Robinson is chairperson of the West Tampa Community Redevelopment Area’s citizen advisory committee — the same body Van Warner, development manager for Related, has requested the extra funding from.

An administrative hearing officer later ruled city officials and appointees did nothing illegal in awarding the contract to Related.

The officer also dismissed InVictus’ other claim, that the city and Related violated the “cone of silence,” the requirement not to contact non-authorized city employees or attempt to influence the selection before it is announced.

But optics concerns with the pivotal project persisted: Previous Times reporting revealed Mayor Castor’s nephew worked for Related Group when the company secured the contract. And Castor’s partner, Ana Cruz, held a high-level position at Ballard Partners, a powerful lobbying firm that works for Related.

In previous statements, the city has said Castor wasn’t involved in the selection process and that every contract Ballard has with Tampa states Cruz won’t benefit from or participate in any city work.

Related is already a major player in Tampa’s development boom, playing a leading role in the nearly $350 million remake of Tampa’s West River area, just south of the Rome Yard parcel.
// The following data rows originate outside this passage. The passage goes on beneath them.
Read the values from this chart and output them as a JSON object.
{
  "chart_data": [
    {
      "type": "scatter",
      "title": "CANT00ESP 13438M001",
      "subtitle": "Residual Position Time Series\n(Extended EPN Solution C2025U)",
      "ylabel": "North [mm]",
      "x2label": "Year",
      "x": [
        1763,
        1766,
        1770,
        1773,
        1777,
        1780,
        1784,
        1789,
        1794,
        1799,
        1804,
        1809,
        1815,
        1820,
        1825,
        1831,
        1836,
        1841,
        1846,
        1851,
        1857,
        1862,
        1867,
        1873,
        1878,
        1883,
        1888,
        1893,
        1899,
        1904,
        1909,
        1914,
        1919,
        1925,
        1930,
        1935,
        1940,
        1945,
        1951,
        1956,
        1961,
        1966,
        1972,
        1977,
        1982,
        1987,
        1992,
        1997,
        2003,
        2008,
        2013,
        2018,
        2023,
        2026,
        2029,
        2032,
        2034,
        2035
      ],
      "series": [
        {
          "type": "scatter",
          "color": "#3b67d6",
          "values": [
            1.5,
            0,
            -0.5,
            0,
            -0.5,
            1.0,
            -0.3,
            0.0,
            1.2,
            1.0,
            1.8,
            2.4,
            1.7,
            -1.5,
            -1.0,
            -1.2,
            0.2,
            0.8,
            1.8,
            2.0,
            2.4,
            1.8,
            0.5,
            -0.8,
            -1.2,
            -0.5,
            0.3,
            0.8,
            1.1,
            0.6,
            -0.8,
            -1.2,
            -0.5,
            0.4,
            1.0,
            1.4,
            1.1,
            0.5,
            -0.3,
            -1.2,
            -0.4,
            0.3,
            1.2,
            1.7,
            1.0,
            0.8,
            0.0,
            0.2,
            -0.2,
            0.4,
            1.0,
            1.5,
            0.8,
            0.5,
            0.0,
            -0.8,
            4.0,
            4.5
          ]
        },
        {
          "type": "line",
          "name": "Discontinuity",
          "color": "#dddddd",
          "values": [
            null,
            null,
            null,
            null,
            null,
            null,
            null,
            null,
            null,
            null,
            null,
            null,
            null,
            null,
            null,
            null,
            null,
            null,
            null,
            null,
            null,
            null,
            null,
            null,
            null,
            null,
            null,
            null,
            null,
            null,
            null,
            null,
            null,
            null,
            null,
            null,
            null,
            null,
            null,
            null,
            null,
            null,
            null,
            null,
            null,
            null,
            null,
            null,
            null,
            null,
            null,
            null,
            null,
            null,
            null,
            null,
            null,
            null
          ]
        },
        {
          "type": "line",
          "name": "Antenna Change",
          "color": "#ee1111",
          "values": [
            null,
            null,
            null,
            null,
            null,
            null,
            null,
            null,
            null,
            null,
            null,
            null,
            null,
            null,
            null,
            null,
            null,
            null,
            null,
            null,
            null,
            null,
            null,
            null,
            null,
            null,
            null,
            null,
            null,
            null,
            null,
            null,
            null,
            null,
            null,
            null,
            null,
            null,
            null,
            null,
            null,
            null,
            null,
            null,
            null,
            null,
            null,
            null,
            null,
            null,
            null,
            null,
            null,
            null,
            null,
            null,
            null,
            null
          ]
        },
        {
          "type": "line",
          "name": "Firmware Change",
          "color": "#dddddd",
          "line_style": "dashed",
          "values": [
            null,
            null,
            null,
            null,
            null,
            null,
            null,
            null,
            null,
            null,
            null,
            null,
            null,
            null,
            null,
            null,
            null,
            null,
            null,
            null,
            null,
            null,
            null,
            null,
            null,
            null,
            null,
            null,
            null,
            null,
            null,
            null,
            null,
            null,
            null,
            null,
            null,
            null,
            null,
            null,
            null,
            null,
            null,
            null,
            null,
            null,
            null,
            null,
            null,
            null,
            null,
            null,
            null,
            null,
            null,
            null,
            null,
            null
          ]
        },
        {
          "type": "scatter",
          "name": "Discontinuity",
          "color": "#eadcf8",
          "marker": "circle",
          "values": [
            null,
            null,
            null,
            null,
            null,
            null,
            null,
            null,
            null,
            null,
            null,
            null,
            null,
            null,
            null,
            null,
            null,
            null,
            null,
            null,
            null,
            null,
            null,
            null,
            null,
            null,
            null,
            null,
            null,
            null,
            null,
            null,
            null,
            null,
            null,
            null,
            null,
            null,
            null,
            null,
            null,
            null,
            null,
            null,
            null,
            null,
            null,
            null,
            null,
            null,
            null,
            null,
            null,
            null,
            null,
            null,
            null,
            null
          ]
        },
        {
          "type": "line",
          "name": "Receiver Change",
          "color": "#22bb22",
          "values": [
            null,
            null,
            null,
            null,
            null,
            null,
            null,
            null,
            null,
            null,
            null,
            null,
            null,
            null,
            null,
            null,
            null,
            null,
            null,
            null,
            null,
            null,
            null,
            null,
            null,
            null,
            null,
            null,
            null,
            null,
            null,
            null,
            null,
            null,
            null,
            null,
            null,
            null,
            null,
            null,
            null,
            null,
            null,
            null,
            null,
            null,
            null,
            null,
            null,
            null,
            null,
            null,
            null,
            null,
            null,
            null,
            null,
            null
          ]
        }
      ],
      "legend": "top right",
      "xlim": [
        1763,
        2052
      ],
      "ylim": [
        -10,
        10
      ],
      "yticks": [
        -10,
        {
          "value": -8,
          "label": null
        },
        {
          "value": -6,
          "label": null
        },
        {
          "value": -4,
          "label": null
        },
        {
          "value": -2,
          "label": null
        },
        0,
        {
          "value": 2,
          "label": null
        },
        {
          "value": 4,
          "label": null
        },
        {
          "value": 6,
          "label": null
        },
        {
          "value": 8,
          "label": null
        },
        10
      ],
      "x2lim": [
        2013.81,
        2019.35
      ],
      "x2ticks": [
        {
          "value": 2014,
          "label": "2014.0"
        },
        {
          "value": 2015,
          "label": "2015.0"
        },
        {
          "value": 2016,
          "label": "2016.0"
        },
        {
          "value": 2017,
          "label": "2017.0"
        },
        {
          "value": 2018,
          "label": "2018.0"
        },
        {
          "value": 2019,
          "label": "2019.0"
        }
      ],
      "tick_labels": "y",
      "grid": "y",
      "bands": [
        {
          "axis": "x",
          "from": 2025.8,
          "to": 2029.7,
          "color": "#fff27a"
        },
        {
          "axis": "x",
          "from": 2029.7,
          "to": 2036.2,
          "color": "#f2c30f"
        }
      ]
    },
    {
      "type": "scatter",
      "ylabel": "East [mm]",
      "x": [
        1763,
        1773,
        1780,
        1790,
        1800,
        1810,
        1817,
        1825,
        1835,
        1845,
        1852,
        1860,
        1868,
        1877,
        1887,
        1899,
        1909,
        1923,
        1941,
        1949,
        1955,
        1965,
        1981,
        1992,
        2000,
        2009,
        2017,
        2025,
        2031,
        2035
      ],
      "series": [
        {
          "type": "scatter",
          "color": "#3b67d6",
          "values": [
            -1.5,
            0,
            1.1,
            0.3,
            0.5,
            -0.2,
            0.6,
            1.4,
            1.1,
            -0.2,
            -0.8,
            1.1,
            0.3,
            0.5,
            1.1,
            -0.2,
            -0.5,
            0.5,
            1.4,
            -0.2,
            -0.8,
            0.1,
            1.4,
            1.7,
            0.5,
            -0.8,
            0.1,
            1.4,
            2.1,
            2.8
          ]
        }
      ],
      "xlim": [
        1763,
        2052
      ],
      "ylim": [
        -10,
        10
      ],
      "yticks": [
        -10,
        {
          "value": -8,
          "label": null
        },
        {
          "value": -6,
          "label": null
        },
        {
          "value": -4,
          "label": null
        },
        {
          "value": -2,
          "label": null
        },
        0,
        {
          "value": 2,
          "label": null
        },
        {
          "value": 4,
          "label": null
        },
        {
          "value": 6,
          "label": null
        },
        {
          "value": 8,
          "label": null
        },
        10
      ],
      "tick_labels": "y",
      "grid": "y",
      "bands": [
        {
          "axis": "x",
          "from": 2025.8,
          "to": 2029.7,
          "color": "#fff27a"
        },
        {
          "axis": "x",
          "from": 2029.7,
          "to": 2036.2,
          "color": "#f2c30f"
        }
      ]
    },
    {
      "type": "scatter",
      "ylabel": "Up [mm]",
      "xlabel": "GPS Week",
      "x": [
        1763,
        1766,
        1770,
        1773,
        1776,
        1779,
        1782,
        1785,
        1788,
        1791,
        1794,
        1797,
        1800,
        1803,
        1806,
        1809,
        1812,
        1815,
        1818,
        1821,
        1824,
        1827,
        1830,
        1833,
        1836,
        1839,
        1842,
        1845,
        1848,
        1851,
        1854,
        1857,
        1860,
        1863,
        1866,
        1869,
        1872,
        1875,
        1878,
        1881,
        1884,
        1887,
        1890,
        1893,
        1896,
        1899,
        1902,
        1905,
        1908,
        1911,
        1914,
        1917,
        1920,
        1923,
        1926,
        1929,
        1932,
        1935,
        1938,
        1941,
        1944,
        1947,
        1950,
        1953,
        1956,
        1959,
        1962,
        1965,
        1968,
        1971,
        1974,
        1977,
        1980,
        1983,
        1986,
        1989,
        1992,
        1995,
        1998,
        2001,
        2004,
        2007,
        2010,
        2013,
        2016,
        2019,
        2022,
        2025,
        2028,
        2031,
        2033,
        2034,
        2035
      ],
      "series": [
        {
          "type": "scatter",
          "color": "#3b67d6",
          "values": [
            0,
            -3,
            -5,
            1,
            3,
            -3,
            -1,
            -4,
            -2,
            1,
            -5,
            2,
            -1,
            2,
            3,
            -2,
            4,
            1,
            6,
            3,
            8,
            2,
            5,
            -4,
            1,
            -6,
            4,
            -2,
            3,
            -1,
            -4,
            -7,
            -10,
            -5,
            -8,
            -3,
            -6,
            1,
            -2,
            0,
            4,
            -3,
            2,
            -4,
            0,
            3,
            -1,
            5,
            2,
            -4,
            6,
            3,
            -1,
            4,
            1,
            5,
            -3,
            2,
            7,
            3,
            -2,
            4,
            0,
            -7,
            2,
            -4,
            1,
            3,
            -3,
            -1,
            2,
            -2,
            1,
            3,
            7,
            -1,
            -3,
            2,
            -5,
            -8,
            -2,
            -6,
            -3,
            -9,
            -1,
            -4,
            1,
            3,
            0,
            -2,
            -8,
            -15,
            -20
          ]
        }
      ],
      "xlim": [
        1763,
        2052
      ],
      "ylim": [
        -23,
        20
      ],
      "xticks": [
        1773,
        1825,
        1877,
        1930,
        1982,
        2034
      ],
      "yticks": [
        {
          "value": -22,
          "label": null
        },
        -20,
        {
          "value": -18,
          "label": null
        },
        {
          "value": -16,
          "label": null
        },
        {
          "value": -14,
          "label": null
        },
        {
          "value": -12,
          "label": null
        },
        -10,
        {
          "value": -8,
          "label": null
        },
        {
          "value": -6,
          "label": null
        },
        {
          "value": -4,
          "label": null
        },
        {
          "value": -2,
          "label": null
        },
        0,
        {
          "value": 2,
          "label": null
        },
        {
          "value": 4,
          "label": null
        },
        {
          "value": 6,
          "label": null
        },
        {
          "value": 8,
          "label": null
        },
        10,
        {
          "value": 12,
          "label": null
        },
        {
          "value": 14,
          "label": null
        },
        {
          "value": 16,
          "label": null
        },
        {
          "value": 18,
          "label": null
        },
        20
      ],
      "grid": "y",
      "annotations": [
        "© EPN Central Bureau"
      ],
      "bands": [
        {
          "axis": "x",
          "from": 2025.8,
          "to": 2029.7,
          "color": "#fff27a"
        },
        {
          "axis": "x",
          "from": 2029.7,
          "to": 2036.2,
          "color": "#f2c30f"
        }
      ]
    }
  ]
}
Related is also the developer of the Ritz-Carlton Residences on Bayshore.

Located between Rome Avenue and the Hillsborough River, and south of Columbus Drive, the Rome Yard tract is positioned with easy access to downtown, Tampa International Airport, South Tampa and the nearby Riverside and Seminole Heights neighborhoods.

Robinson, the advisory committee chairperson, told the Times Monday that the committee is awaiting guidance on Related’s funding request from the Tampa city attorney’s office.

“First we have to know if it is even something we could do, if it is legal,” he said. “Then we can discuss it and then we’ll vote it up or down.”